Asian Diet

What is Asian Diet?

There actually isn’t a single Asian diet, as there is a tremendous amount of variety in diets across Asia, which is made up of more 40 countries. However, common traits do exist. Working with the Cornell-China-Oxford Project on Nutrition, Health and Environment, Oldways, a food and nutrition education nonprofit in Boston, developed a consumer-friendly Asian Heritage Diet pyramid that revolves around the daily consumption of vegetables, fruits, nuts, seeds, legumes and whole grains (such as brown rice, millet and buckwheat soba). The diet recommends proteins like soy, fish and shellfish. Dairy, eggs, poultry and healthy oils should be eaten less frequently. Red meat and surgary desserts should be eaten infrequently. The pyramid also calls for six glasses of water or tea each day; sake, wine and beer are OK in moderation.
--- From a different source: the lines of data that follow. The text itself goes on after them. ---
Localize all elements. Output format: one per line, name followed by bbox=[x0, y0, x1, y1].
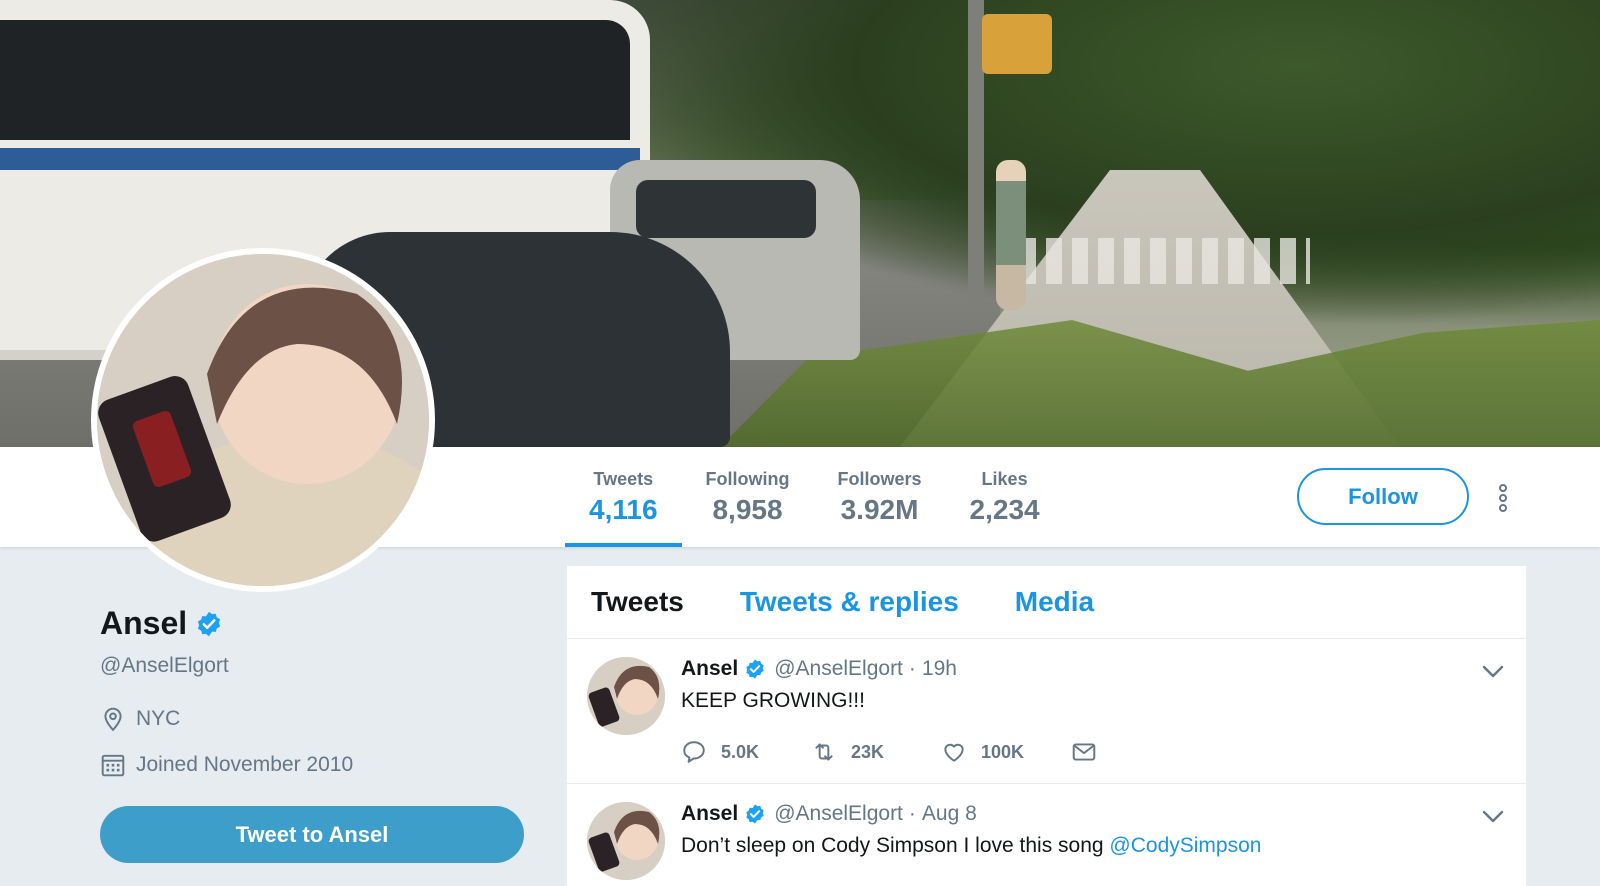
tweet-text: KEEP GROWING!!! bbox=[681, 689, 865, 712]
banner-traffic-light bbox=[982, 14, 1052, 74]
tweet-separator: · bbox=[908, 657, 916, 680]
profile-joined: Joined November 2010 bbox=[100, 752, 530, 778]
banner-jeep-windshield bbox=[636, 180, 816, 238]
stat-label: Following bbox=[705, 469, 790, 489]
tweet-item[interactable]: Ansel @AnselElgort · 19h KEEP GROWING!!!… bbox=[567, 639, 1526, 784]
stat-value: 8,958 bbox=[712, 494, 783, 525]
reply-count: 5.0K bbox=[721, 741, 760, 762]
tweet-timestamp[interactable]: 19h bbox=[922, 657, 957, 681]
profile-avatar[interactable] bbox=[91, 248, 435, 592]
location-pin-icon bbox=[104, 707, 122, 732]
avatar-photo bbox=[97, 254, 429, 586]
like-icon bbox=[944, 743, 964, 762]
profile-card: Ansel @AnselElgort NYC Joined November 2… bbox=[100, 605, 530, 778]
reply-action[interactable]: 5.0K bbox=[681, 739, 811, 765]
banner-crosswalk bbox=[1020, 238, 1310, 284]
verified-badge-icon bbox=[198, 611, 221, 636]
follow-button[interactable]: Follow bbox=[1297, 468, 1469, 525]
tab-media[interactable]: Media bbox=[1015, 586, 1094, 618]
retweet-action[interactable]: 23K bbox=[811, 739, 941, 765]
timeline-tabs: Tweets Tweets & replies Media bbox=[567, 566, 1526, 639]
tweet-header: Ansel @AnselElgort · Aug 8 bbox=[681, 802, 1502, 826]
profile-stats: Tweets 4,116 Following 8,958 Followers 3… bbox=[565, 447, 1064, 547]
stat-value: 3.92M bbox=[840, 494, 919, 525]
timeline: Tweets Tweets & replies Media Ansel @Ans… bbox=[567, 566, 1526, 886]
verified-badge-icon bbox=[746, 804, 764, 824]
joined-text: Joined November 2010 bbox=[136, 753, 354, 776]
banner-bus-windows bbox=[0, 20, 630, 140]
profile-name[interactable]: Ansel bbox=[100, 605, 187, 642]
calendar-icon bbox=[101, 754, 125, 777]
stat-followers[interactable]: Followers 3.92M bbox=[814, 447, 946, 547]
tweet-item[interactable]: Ansel @AnselElgort · Aug 8 Don’t sleep o… bbox=[567, 784, 1526, 886]
tweet-mention-link[interactable]: @CodySimpson bbox=[1109, 834, 1261, 857]
chevron-down-icon[interactable] bbox=[1482, 810, 1504, 824]
stat-label: Tweets bbox=[593, 469, 654, 489]
tweet-header: Ansel @AnselElgort · 19h bbox=[681, 657, 1502, 681]
tweet-author-name[interactable]: Ansel bbox=[681, 802, 738, 826]
tweet-avatar-photo bbox=[587, 802, 665, 880]
tab-tweets[interactable]: Tweets bbox=[591, 586, 684, 618]
tweet-to-button[interactable]: Tweet to Ansel bbox=[100, 806, 524, 863]
message-icon bbox=[1072, 743, 1096, 761]
location-text: NYC bbox=[136, 707, 181, 730]
name-row: Ansel bbox=[100, 605, 530, 642]
stat-following[interactable]: Following 8,958 bbox=[682, 447, 814, 547]
more-vertical-icon[interactable] bbox=[1495, 483, 1511, 513]
banner-pedestrian bbox=[996, 160, 1026, 310]
tweet-author-name[interactable]: Ansel bbox=[681, 657, 738, 681]
reply-icon bbox=[683, 741, 705, 763]
tweet-avatar[interactable] bbox=[587, 802, 665, 880]
retweet-icon bbox=[815, 743, 833, 761]
tab-tweets-and-replies[interactable]: Tweets & replies bbox=[740, 586, 959, 618]
chevron-down-icon[interactable] bbox=[1482, 665, 1504, 679]
stat-value: 4,116 bbox=[589, 494, 658, 525]
verified-badge-icon bbox=[746, 659, 764, 679]
banner-bus-stripe bbox=[0, 148, 640, 170]
retweet-count: 23K bbox=[851, 741, 885, 762]
profile-location: NYC bbox=[100, 706, 530, 732]
tweet-avatar-photo bbox=[587, 657, 665, 735]
tweet-separator: · bbox=[908, 802, 916, 825]
tweet-timestamp[interactable]: Aug 8 bbox=[922, 802, 977, 826]
stat-label: Likes bbox=[981, 469, 1028, 489]
tweet-author-handle[interactable]: @AnselElgort bbox=[774, 657, 903, 681]
tweet-actions: 5.0K 23K 100K bbox=[681, 739, 1502, 765]
stat-value: 2,234 bbox=[969, 494, 1040, 525]
stat-likes[interactable]: Likes 2,234 bbox=[946, 447, 1064, 547]
tweet-text-body: Don’t sleep on Cody Simpson I love this … bbox=[681, 834, 1110, 857]
like-action[interactable]: 100K bbox=[941, 739, 1071, 765]
stat-label: Followers bbox=[837, 469, 922, 489]
tweet-author-handle[interactable]: @AnselElgort bbox=[774, 802, 903, 826]
tweet-text: Don’t sleep on Cody Simpson I love this … bbox=[681, 834, 1502, 858]
like-count: 100K bbox=[981, 741, 1025, 762]
tweet-avatar[interactable] bbox=[587, 657, 665, 735]
profile-handle[interactable]: @AnselElgort bbox=[100, 654, 530, 678]
message-action[interactable] bbox=[1071, 739, 1111, 765]
stat-tweets[interactable]: Tweets 4,116 bbox=[565, 447, 682, 547]
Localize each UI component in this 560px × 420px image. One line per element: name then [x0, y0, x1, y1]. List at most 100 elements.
Remember to stay physically active, and you’re set.

Pros & Cons

  • Diverse foods and flavors
  • Filling
  • If you don’t like rice and noodles, forget it
  • It’s moderately pricey

How does Asian Diet work?

Since there’s no one Asian diet, you have plenty of latitude in developing your eating regimen. There are certain types of foods, of course, that you’ll want to eat more of. Here are some tips for getting started:

  • Ramp up your consumption of fruits and veggies . Vegetables should be at the center of your plate. Eat plenty of whole grains, such as brown rice, black rice, millet, buckwheat noodles and whole-wheat breads like chapatti, a flatbread often made with whole wheat
  • Consume nuts and legumes.
  • Eat proteins like soy, fish and shellfish – and think of meat as a garnish instead of the centerpiece of the meal.
  • Drink six glasses of water or tea every day, and consume sake, wine or beer in moderation
  • Eat mindfully. Savor and appreciate the flavors of your food. And pay attention to when you feel full.